Lichtso commented 6 years ago

3ms is just an approximation:

Could you show me how you achieved better performance using SerialPort than serial.c ? As far as I can tell SerialPort is also written in C/C++

mgjm commented 6 years ago

It is written in C++ and the poll logic (for non Windows systems) is in src/poller.cpp. The important part is that they are using libuv's poll functionality. Therefore the os directly signals the code whenever the readable state of the serial port changes (i.e. new data is available). This drastically reduces the delay for new data.

For windows there is some other logic. They do a blocking read on the serial port in a new thread. Therefore also on windows is virtually no delay.

And data can be send as soon as possible. So the only delay (that would add up to the current 0.8 ms) comes from the actual calculations. And those should be quite fast on a computer (compared to the Arduino).

mgjm commented 6 years ago

Benchmark results (now actually with 1 kHz, responses take longer when running at a lower rate):

Average response time:   243.1 µs
Responses under 1 ms:    52550
Responses over 1 ms:        30
Error rate:            0.00057

(Errors are responses that took longer than 1 ms, there where no actual transmission errors :D)

JotaroS commented 6 years ago

We should try libuv, since current example/wall/wall.js example we can fill bit of roughness that users feel the friction is intentionally rendered, but it is actually occurred by the latency (probably by arduino calculation).

We could also try moving Jacobian/FK/IK caluculation to the outside as you say (Actually Haply firmware did that), and minimize complex calculation in Arduino, but I guess such calculation is not a big deal for the MCU in due board.

How did you test the benchmark above? Did you try sending floating number to the arduino?

mgjm commented 6 years ago

I have updated the benchmark and now the Arduino sends a 24 byte package (6 32bit values) to the pc and the pc responds with a 12 byte package (6 16bit values). (New average response time 288.2 µs). So there are no float numbers sent, but the package size is realistic and therefore the type of values transmitted should not matter.

JotaroS commented 6 years ago

Great job, it should also be related to CPU consumption we talked a bit before. I put a new issue for the specific update.

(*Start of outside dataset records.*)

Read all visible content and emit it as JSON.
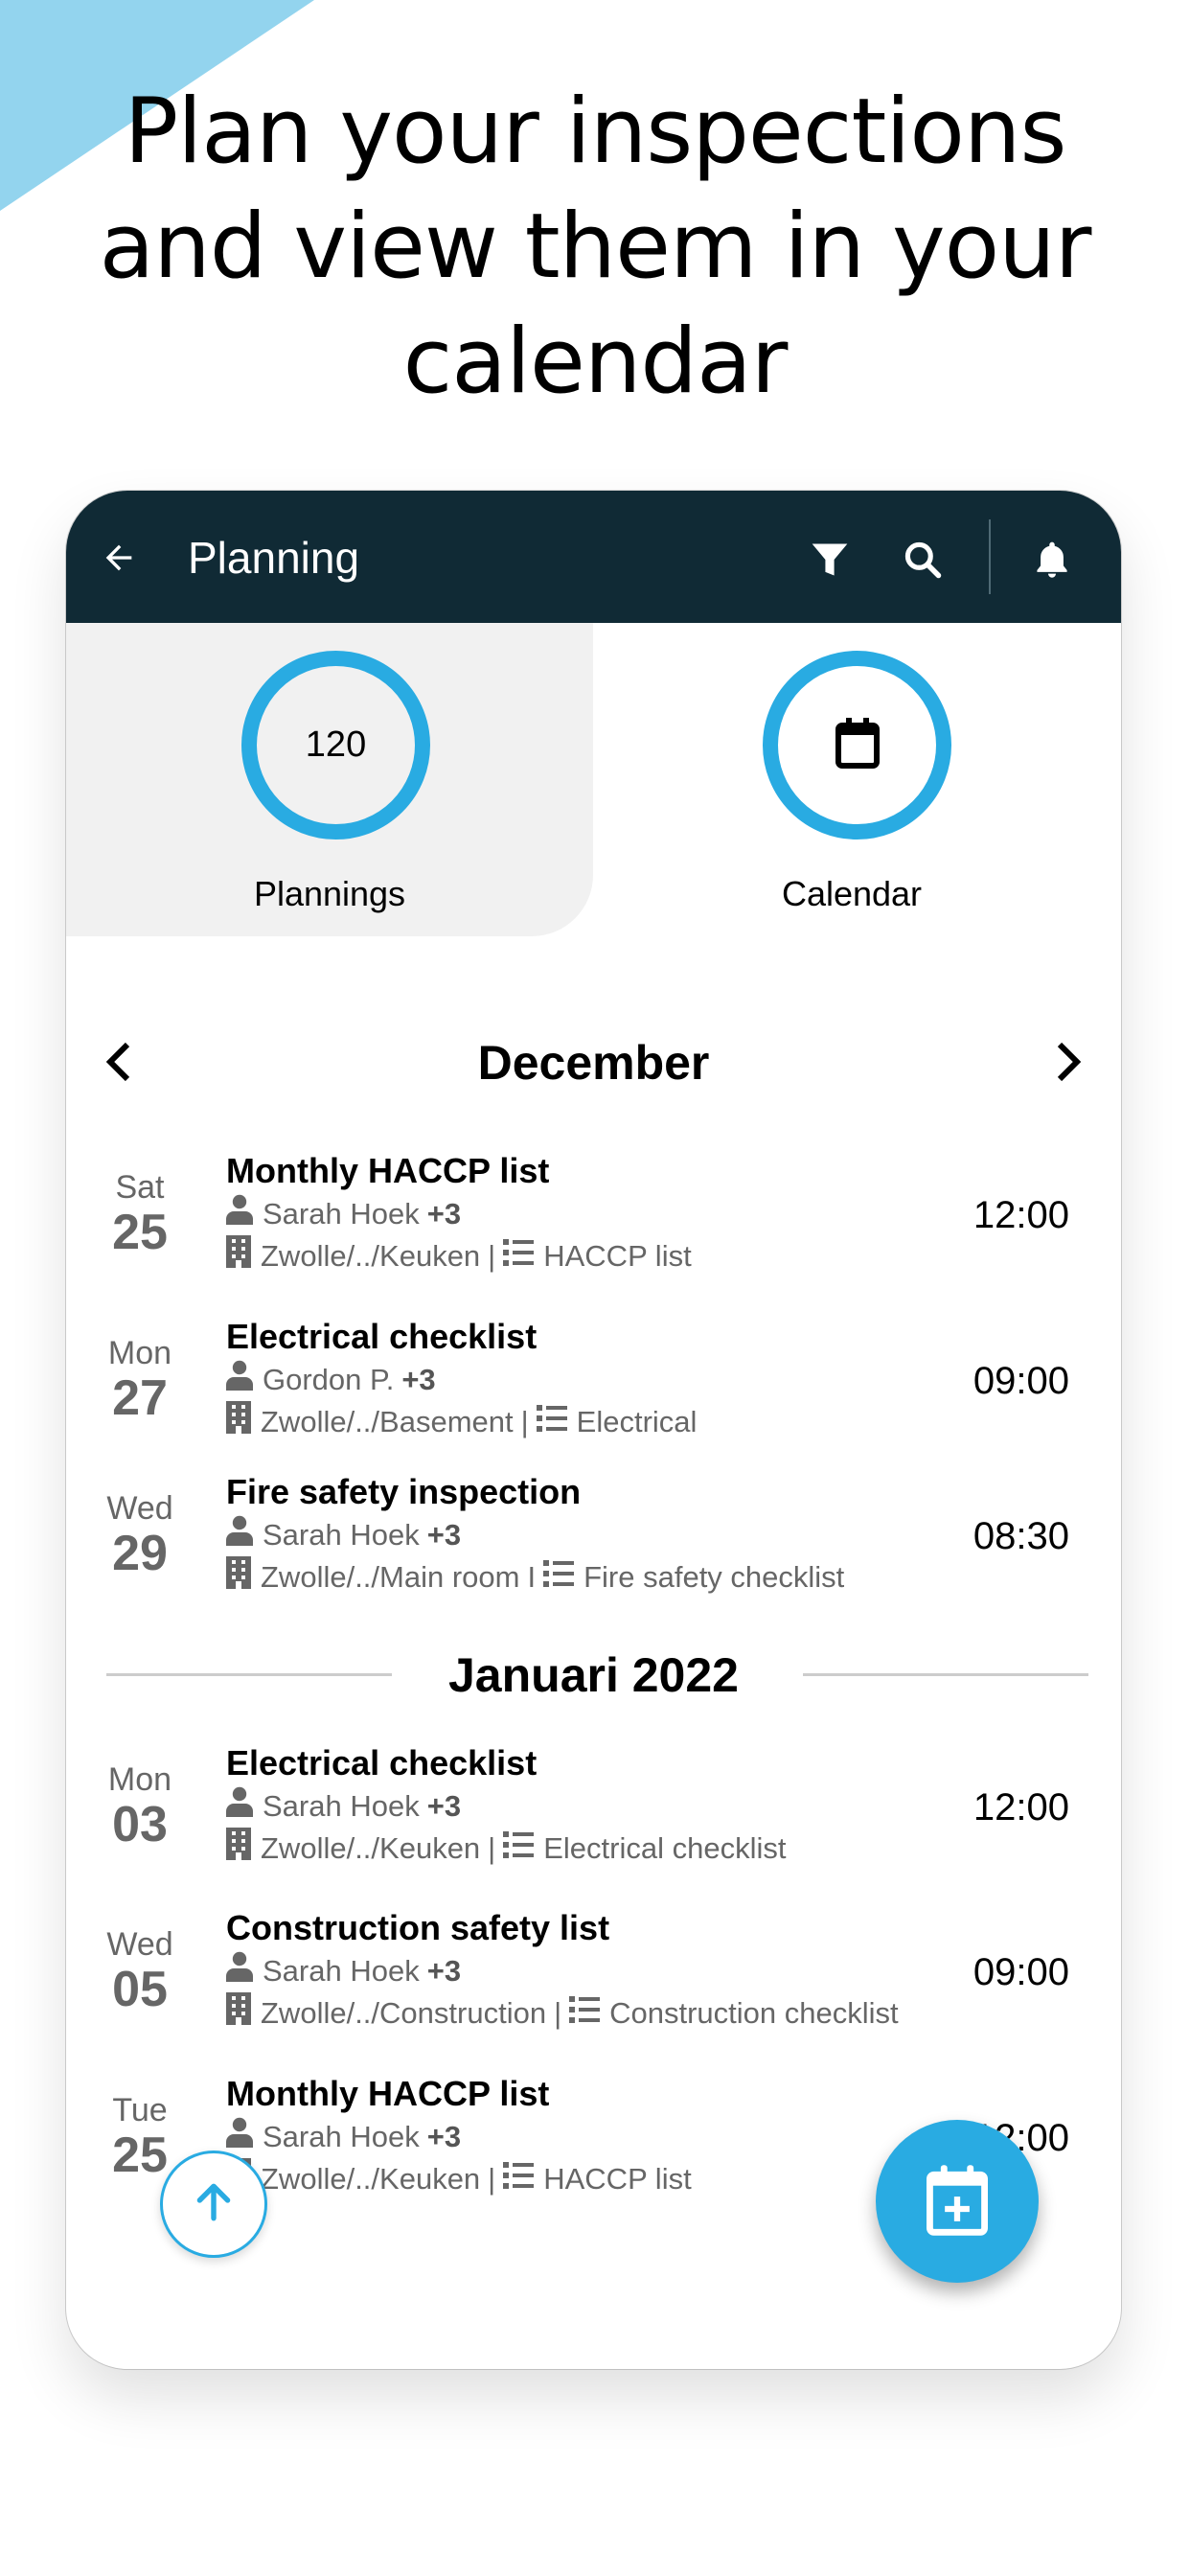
{
  "headline": {
    "lines": [
      "Plan your inspections",
      "and view them in your",
      "calendar"
    ]
  },
  "colors": {
    "header_bg": "#102a35",
    "accent": "#29abe2",
    "corner_triangle": "#93d4ee",
    "secondary_text": "#666666"
  },
  "app_header": {
    "title": "Planning",
    "icons": [
      "back-arrow-icon",
      "filter-icon",
      "search-icon",
      "bell-icon"
    ]
  },
  "tabs": [
    {
      "label": "Plannings",
      "count": "120",
      "active": true
    },
    {
      "label": "Calendar",
      "icon": "calendar-icon",
      "active": false
    }
  ],
  "month_nav": {
    "title": "December",
    "prev_icon": "chevron-left-icon",
    "next_icon": "chevron-right-icon"
  },
  "sections": [
    {
      "label": "December",
      "items": [
        {
          "day": "Sat",
          "date": "25",
          "title": "Monthly HACCP list",
          "person": "Sarah Hoek",
          "extra": "+3",
          "location": "Zwolle/../Keuken",
          "separator": "|",
          "checklist": "HACCP list",
          "time": "12:00"
        },
        {
          "day": "Mon",
          "date": "27",
          "title": "Electrical checklist",
          "person": "Gordon P.",
          "extra": "+3",
          "location": "Zwolle/../Basement",
          "separator": "|",
          "checklist": "Electrical",
          "time": "09:00"
        },
        {
          "day": "Wed",
          "date": "29",
          "title": "Fire safety inspection",
          "person": "Sarah Hoek",
          "extra": "+3",
          "location": "Zwolle/../Main room",
          "separator": "I",
          "checklist": "Fire safety checklist",
          "time": "08:30"
        }
      ]
    },
    {
      "label": "Januari 2022",
      "items": [
        {
          "day": "Mon",
          "date": "03",
          "title": "Electrical checklist",
          "person": "Sarah Hoek",
          "extra": "+3",
          "location": "Zwolle/../Keuken",
          "separator": "|",
          "checklist": "Electrical checklist",
          "time": "12:00"
        },
        {
          "day": "Wed",
          "date": "05",
          "title": "Construction safety list",
          "person": "Sarah Hoek",
          "extra": "+3",
          "location": "Zwolle/../Construction",
          "separator": "|",
          "checklist": "Construction checklist",
          "time": "09:00"
        },
        {
          "day": "Tue",
          "date": "25",
          "title": "Monthly HACCP list",
          "person": "Sarah Hoek",
          "extra": "+3",
          "location": "Zwolle/../Keuken",
          "separator": "|",
          "checklist": "HACCP list",
          "time": "12:00"
        }
      ]
    }
  ],
  "floating_buttons": {
    "scroll_top_icon": "arrow-up-icon",
    "add_planning_icon": "calendar-plus-icon"
  }
}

Lichtso commented 6 years ago

Ok, we can improve the communication too, but that is a separate issue. This one here should be about the Firmware side alone.

boeckhoff commented 6 years ago

Whoever is in the process of refactoring should please include the bytes for button presses, see #90

mgjm commented 6 years ago

I started refactoring the firmware and the protocol. The refactored protocol is now extensible, so that dual pantos that support buttons could send this information.

Now I have two questions:

  1. In the firmware the number of pantos is configurable, but this number is not visible outside of the Arduino (i.e. the javascript code does not know the number of pantos). Should this number be fixed to 2 or be configurable in the firmware?
  2. And what are the "correct" names for the pantos / handles: Should they just be numbered 0 and 1, or called "meHandle" and "itHandle" or "upperHandle" and "lowerHandle" or "upperPanto" and "lowerPanto"?

What access by name could mean for the API (replace upperPanto with the correct name):

device.movePantoTo(device.upperPanto, new Vector(10, -20));
// or even better:
device.upperPanto.moveTo(new Vector(10, -20));
Lichtso commented 6 years ago
  1. The Firmware sends the hash value of its configuration about every second. Thus, the PC software knows which configuration is in use (and also how many pantos).
  2. In the Framework we should use ME and IT handle I suppose, but ask @oschneid For the Firmware however this is irrelevant and we just use the indices.
oschneid commented 6 years ago

Let's use ME/IT for terminology right now. Let's design this to be specific and generalize later. Eventually we could have an upper handle and lower handle, which are in Me mode or It mode....but that might confuse students.

I think splitting it into device.meHandle (or device.me maybe, but probably not) and device.itHandle makes sense.

lukaswagner commented 5 years ago

The firmware has changed completely since this issue was last discussed, this also included lots of refactoring.